Q&A: Bobby Abrahamson

In The 45th Parallel, storyteller Lisa Wells and photographer Bobby Abrahamson give a travelogue of rural life in the "small, endangered towns" of central Oregon. We spoke to Abrahamson, who has shot for The New York Times, Time and others, about his growing body of work, photographs that walk a very fine line between journalism and fine art by leaving leeway for interpretation.

WW: Rural Oregon really echoes a sense of the past. How do you approach that without sentimentality, characterization or stating the obvious?

Bobby Abrahamson: I think my approach was very straightforward.... It's a kind of intuitive, first-person experience or response to the people and places I photograph. It's about making connections with my subjects. I trust my instincts and respond intuitively to what I'm seeing, discovering, whom I'm meeting. I think I am inherently a lonely person—longing for connections and relationships—and so much of my photography is imbued with that kind of impulse, to get to know the people and have them get to know me…. So when I get to a small town, I get out and walk a lot. If I meet someone, I ask to sit down and talk to them, spend enough time to establish trust, to feel I can get a picture that has some of that emotional quality, connection, sense of human experience.

The portrait work in the exhibition really stands out. Can you say anything about your Cowboy and Cowgirl in Fields, Ore.?

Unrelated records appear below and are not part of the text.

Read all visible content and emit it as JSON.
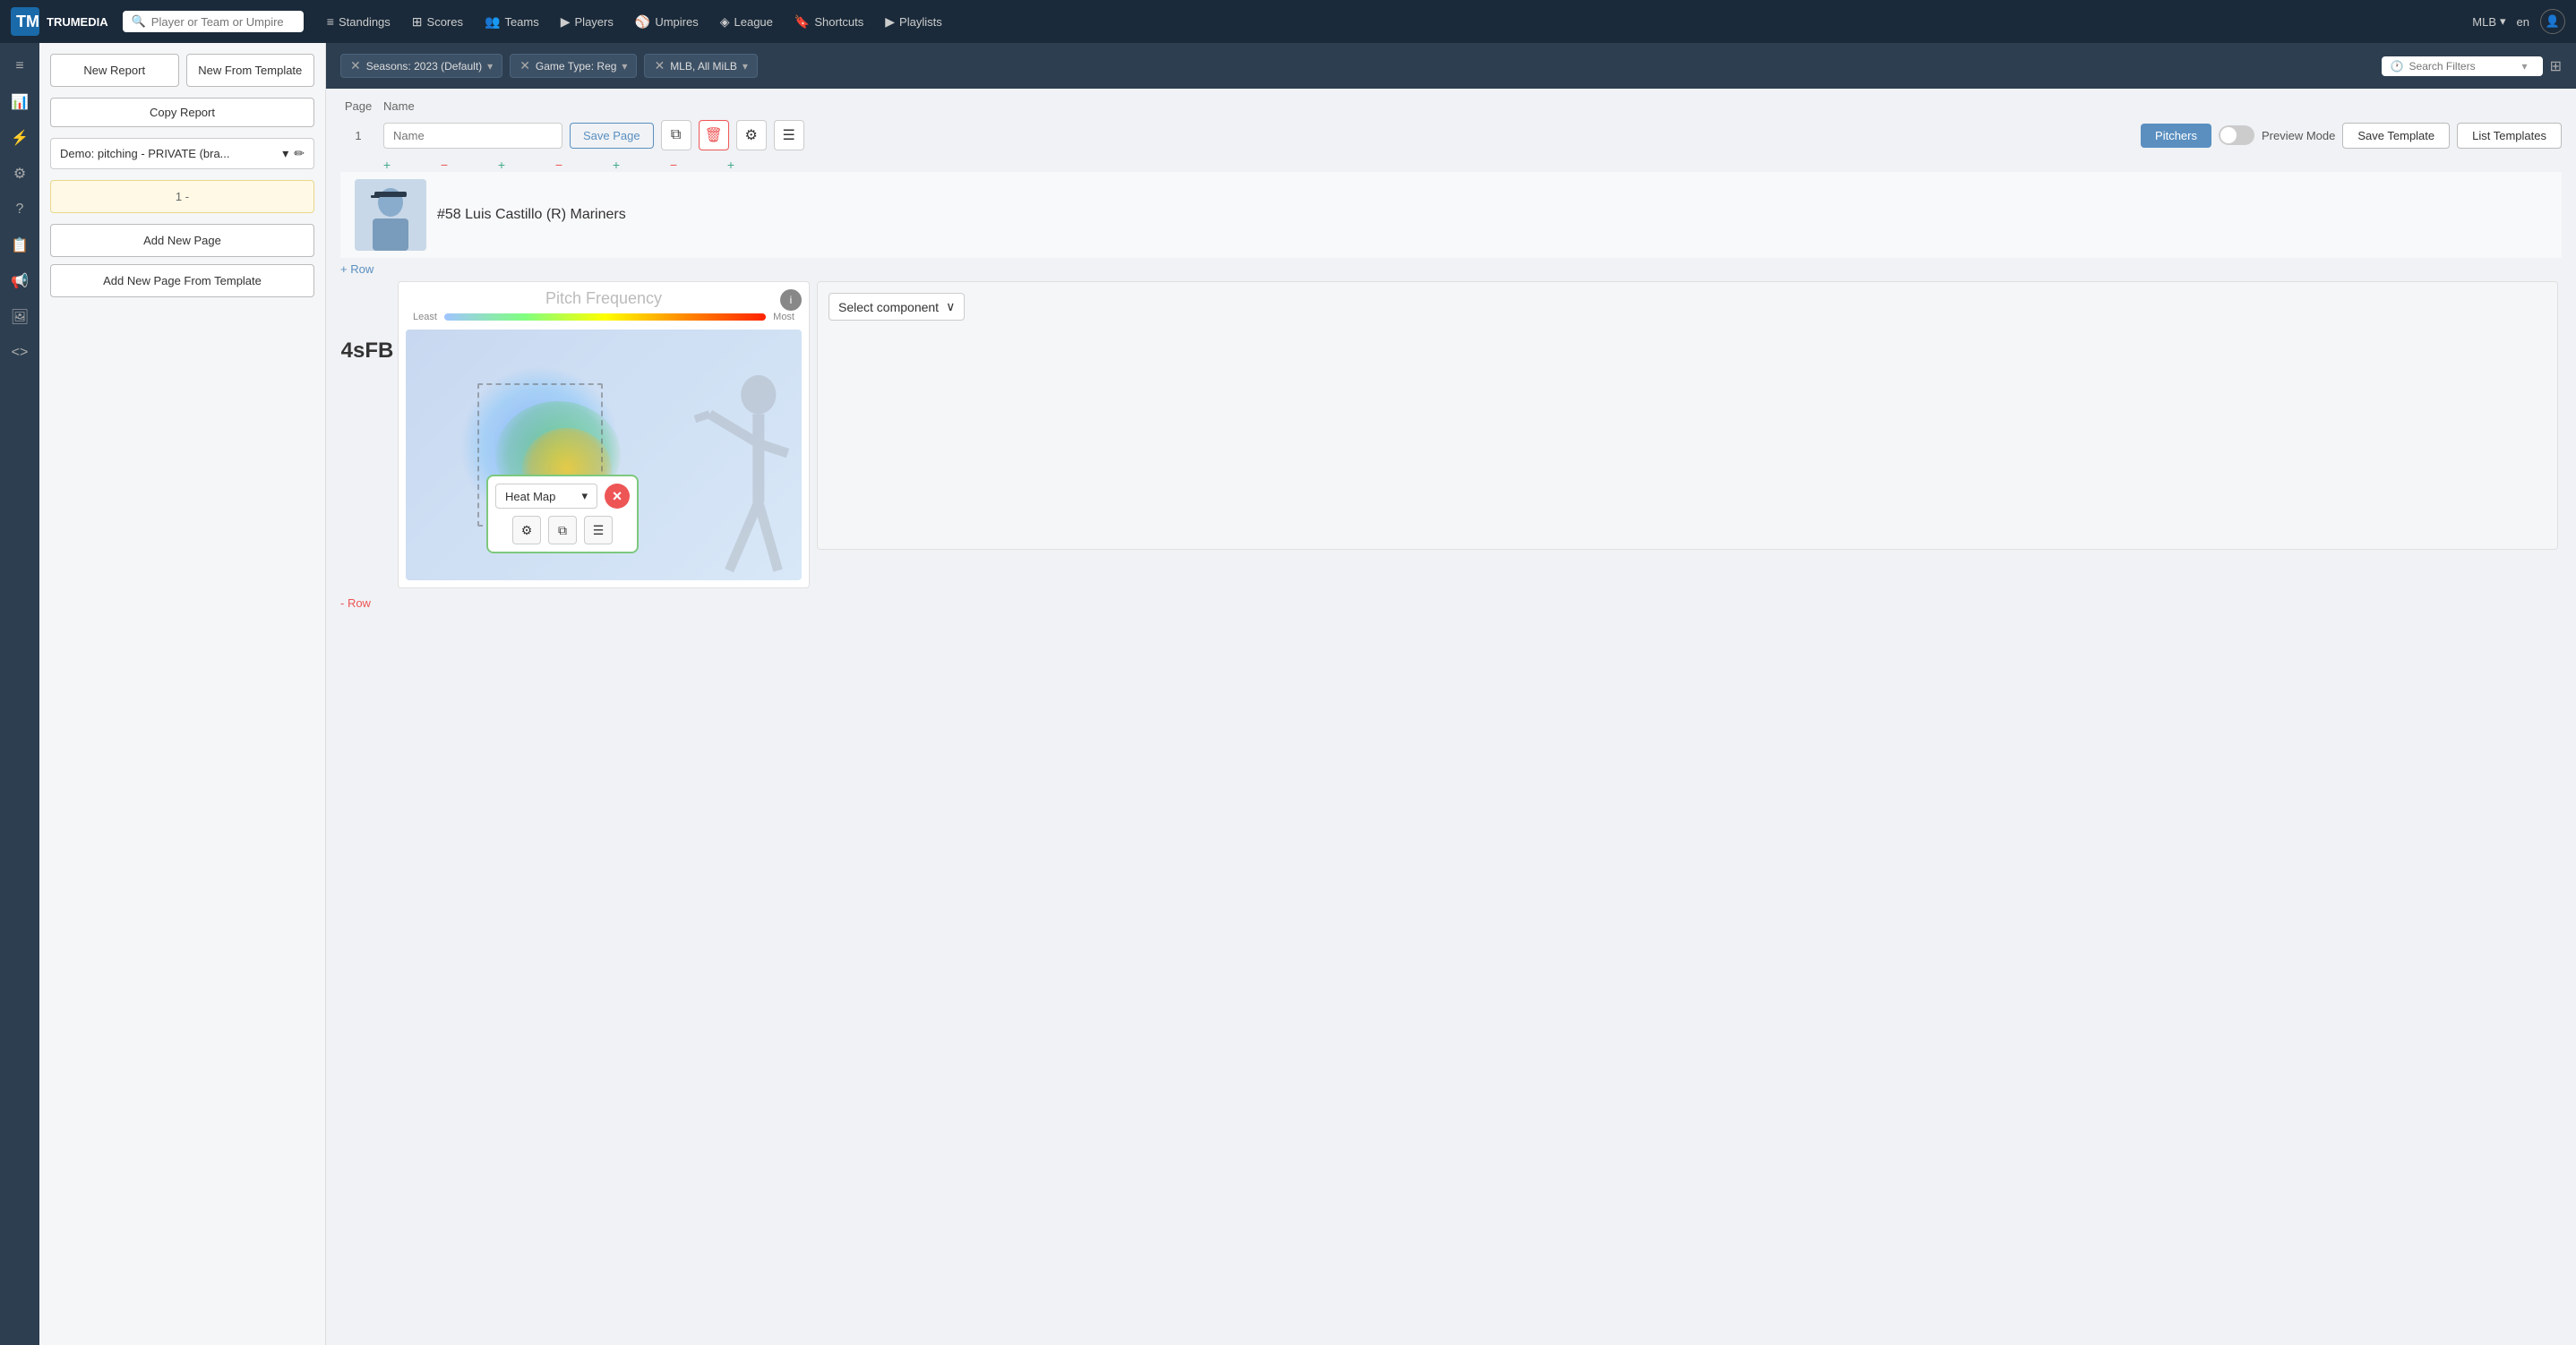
{
  "topNav": {
    "logoText": "TRUMEDIA",
    "searchPlaceholder": "Player or Team or Umpire",
    "navItems": [
      {
        "label": "Standings",
        "icon": "≡"
      },
      {
        "label": "Scores",
        "icon": "⊞"
      },
      {
        "label": "Teams",
        "icon": "👥"
      },
      {
        "label": "Players",
        "icon": "▶"
      },
      {
        "label": "Umpires",
        "icon": "🎯"
      },
      {
        "label": "League",
        "icon": "◈"
      },
      {
        "label": "Shortcuts",
        "icon": "🔖"
      },
      {
        "label": "Playlists",
        "icon": "▶"
      }
    ],
    "league": "MLB",
    "lang": "en"
  },
  "sidebar": {
    "icons": [
      "≡",
      "📊",
      "⚡",
      "⚙",
      "?",
      "📋",
      "📢",
      "🖼",
      "<>"
    ]
  },
  "panel": {
    "newReportLabel": "New Report",
    "newFromTemplateLabel": "New From Template",
    "copyReportLabel": "Copy Report",
    "demoLabel": "Demo: pitching - PRIVATE (bra...",
    "pageItem": "1 -",
    "addNewPageLabel": "Add New Page",
    "addNewPageFromTemplateLabel": "Add New Page From Template"
  },
  "filters": {
    "chips": [
      {
        "label": "Seasons: 2023 (Default)",
        "removable": true
      },
      {
        "label": "Game Type: Reg",
        "removable": true
      },
      {
        "label": "MLB, All MiLB",
        "removable": true
      }
    ],
    "searchPlaceholder": "Search Filters"
  },
  "pageEditor": {
    "pageNum": "1",
    "nameInputValue": "Name",
    "nameInputPlaceholder": "Name",
    "savePageLabel": "Save Page",
    "pitchersLabel": "Pitchers",
    "previewModeLabel": "Preview Mode",
    "saveTemplateLabel": "Save Template",
    "listTemplatesLabel": "List Templates",
    "addRowLabel": "+ Row",
    "removeRowLabel": "- Row"
  },
  "player": {
    "number": "58",
    "name": "Luis Castillo",
    "hand": "R",
    "team": "Mariners",
    "displayText": "#58 Luis Castillo (R) Mariners"
  },
  "heatmap": {
    "title": "Pitch Frequency",
    "legendLeast": "Least",
    "legendMost": "Most",
    "pitchLabel": "4sFB",
    "componentType": "Heat Map",
    "infoBtnLabel": "i"
  },
  "componentPopup": {
    "selectLabel": "Heat Map",
    "closeLabel": "×",
    "settingsIcon": "⚙",
    "copyIcon": "⧉",
    "filterIcon": "≡"
  },
  "emptyComponent": {
    "selectLabel": "Select component",
    "chevron": "∨"
  },
  "columnControls": {
    "items": [
      "+",
      "-",
      "+",
      "-",
      "+",
      "-",
      "+"
    ]
  }
}
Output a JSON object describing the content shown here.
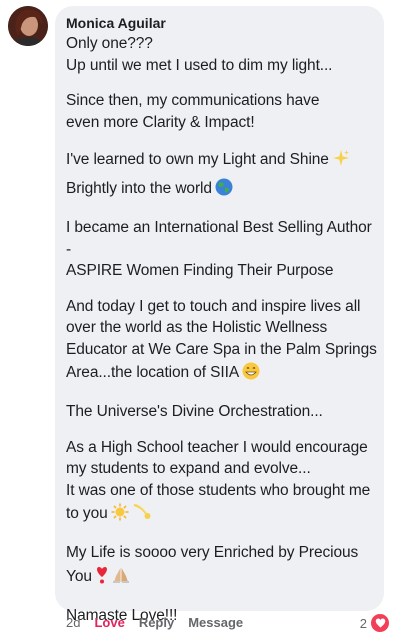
{
  "comment": {
    "author": "Monica Aguilar",
    "lines": [
      "Only one???",
      "Up until we met I used to dim my light...",
      "",
      "Since then, my communications have",
      "even more Clarity & Impact!",
      "",
      "I've learned to own my Light and Shine",
      "Brightly into the world",
      "",
      "I became an International Best Selling Author",
      "-",
      "ASPIRE Women Finding Their Purpose",
      "",
      "And today I get to touch and inspire lives all",
      "over the world as the Holistic Wellness",
      "Educator at We Care Spa in the Palm Springs",
      "Area...the location of SIIA",
      "",
      "The Universe's Divine Orchestration...",
      "",
      "As a High School teacher I would encourage",
      "my students to expand and evolve...",
      "It was one of those students who brought me",
      "to you",
      "",
      "My Life is soooo very Enriched by Precious",
      "You",
      "",
      "Namaste Love!!!"
    ],
    "emojis": [
      "sparkles",
      "globe",
      "grin",
      "sun",
      "comet",
      "heart-exclamation",
      "praying-hands"
    ]
  },
  "actions": {
    "time": "2d",
    "love": "Love",
    "reply": "Reply",
    "message": "Message"
  },
  "reactions": {
    "count": "2",
    "type": "love",
    "color": "#f33e58"
  }
}
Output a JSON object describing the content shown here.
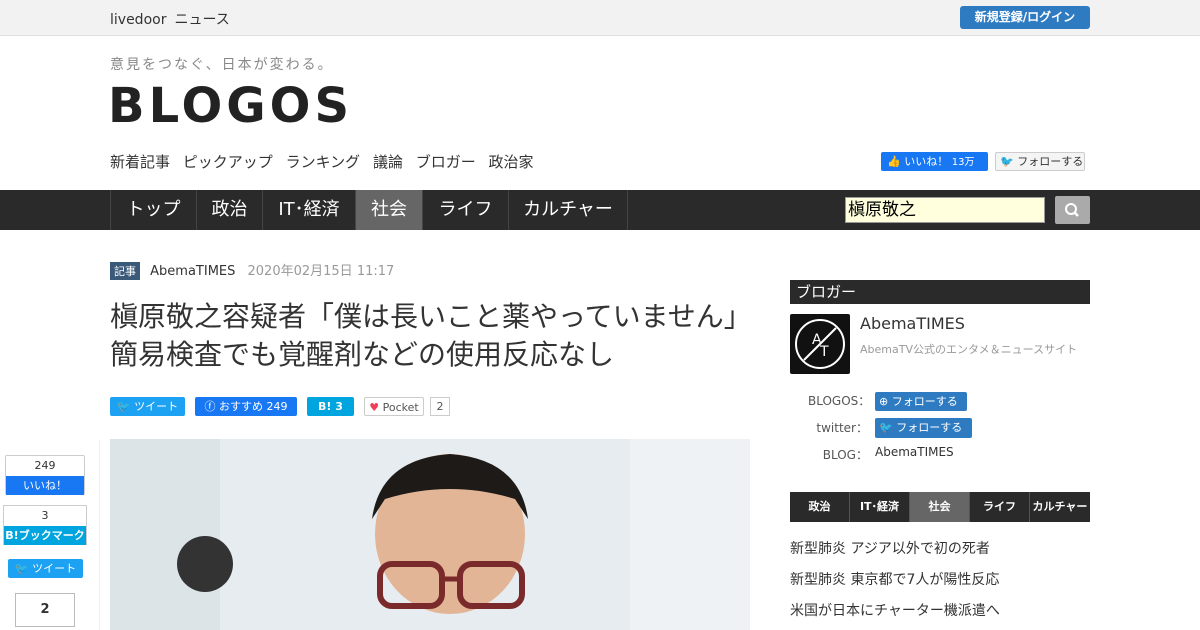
{
  "topbar": {
    "brand_a": "livedoor",
    "brand_b": "ニュース",
    "login": "新規登録/ログイン"
  },
  "header": {
    "tagline": "意見をつなぐ、日本が変わる。",
    "logo": "BLOGOS",
    "subnav": [
      "新着記事",
      "ピックアップ",
      "ランキング",
      "議論",
      "ブロガー",
      "政治家"
    ],
    "like_label": "いいね！",
    "like_count": "13万",
    "follow_label": "フォローする"
  },
  "mainnav": {
    "items": [
      "トップ",
      "政治",
      "IT･経済",
      "社会",
      "ライフ",
      "カルチャー"
    ],
    "active": "社会",
    "search_value": "槇原敬之"
  },
  "article": {
    "tag": "記事",
    "source": "AbemaTIMES",
    "date": "2020年02月15日 11:17",
    "title": "槇原敬之容疑者「僕は長いこと薬やっていません」 簡易検査でも覚醒剤などの使用反応なし",
    "share": {
      "tweet": "ツイート",
      "fb_label": "おすすめ",
      "fb_count": "249",
      "hb_label": "B!",
      "hb_count": "3",
      "pocket_label": "Pocket",
      "pocket_count": "2"
    }
  },
  "floating": {
    "like_count": "249",
    "like_label": "いいね！",
    "hb_count": "3",
    "hb_label": "B!ブックマーク",
    "tweet_label": "ツイート",
    "pocket_count": "2"
  },
  "sidebar": {
    "heading": "ブロガー",
    "name": "AbemaTIMES",
    "desc": "AbemaTV公式のエンタメ＆ニュースサイト",
    "blogos_label": "BLOGOS：",
    "twitter_label": "twitter：",
    "blog_label": "BLOG：",
    "follow_label": "フォローする",
    "blog_value": "AbemaTIMES",
    "tabs": [
      "政治",
      "IT･経済",
      "社会",
      "ライフ",
      "カルチャー"
    ],
    "active_tab": "社会",
    "news": [
      "新型肺炎 アジア以外で初の死者",
      "新型肺炎 東京都で7人が陽性反応",
      "米国が日本にチャーター機派遣へ"
    ]
  },
  "colors": {
    "nav_bg": "#2a2a2a",
    "accent_blue": "#2f7bc1",
    "facebook": "#1877f2",
    "twitter": "#1da1f2",
    "hatena": "#00a4de"
  }
}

I made a real connection with them, getting physically very close to them. In the case of the cowboy, in particular, I felt a kind of energy in the moment I snapped the photo. Hard to explain, but that is what I live for in shooting on the street. It's kind of like when you meet someone and fall in love with them, or have this moment when you make eye contact and you feel that flash of excitement, intimacy and trust. He wound up inviting me back to his home, his ranch, to meet and photograph his family. That is where several other photos came from—the picture of the dogs and cats with the people walking and the large landscape of the dirt road with power lines—that's actually his driveway.

In one of your images, there is a black bear named Henry and a man wearing a plaid shirt. How did that set of images come about?

Henry and the man in the plaid shirt were the impetus for the whole project. Lisa had stopped in Mitchell, Ore., a year or more before and was fascinated by Hugh and his bear, which he kept in a cage next to the gas station he runs in Mitchell. It seems everyone knows Hugh and Henry—he's like the larger-than-life character that embodies what the whole story is about: characters that thrive in small towns. When I came to visit on my second trip in March, he invited me up to see him, even feed Henry. He came to pick me up on Main Street in Mitchell in his Jeep. When I opened the door, I saw the rifle and his big burly hands and some plumbing parts and rags, so it looked like a good shot. And this shot I did get, it seemed the bear was tiny compared to Hugh. The bear looks like this tame pet, and Hugh seems enormous. The irony is that I think it works this way: Hugh is the bear, not Henry.

CORRECTION: The print edition of this story incorrectly stated that Abrahamson was represented by the Magnum agency. He was an intern at Magnum, but is represented by BlackStar agency.


SEE IT: The 45th Parallel is at the Newspace Center for Photography, 1632 SE 10th Ave. Show closes Nov. 27.


FROM FIELDS: Bobby Abrahamson's portrait of Mike Ensley.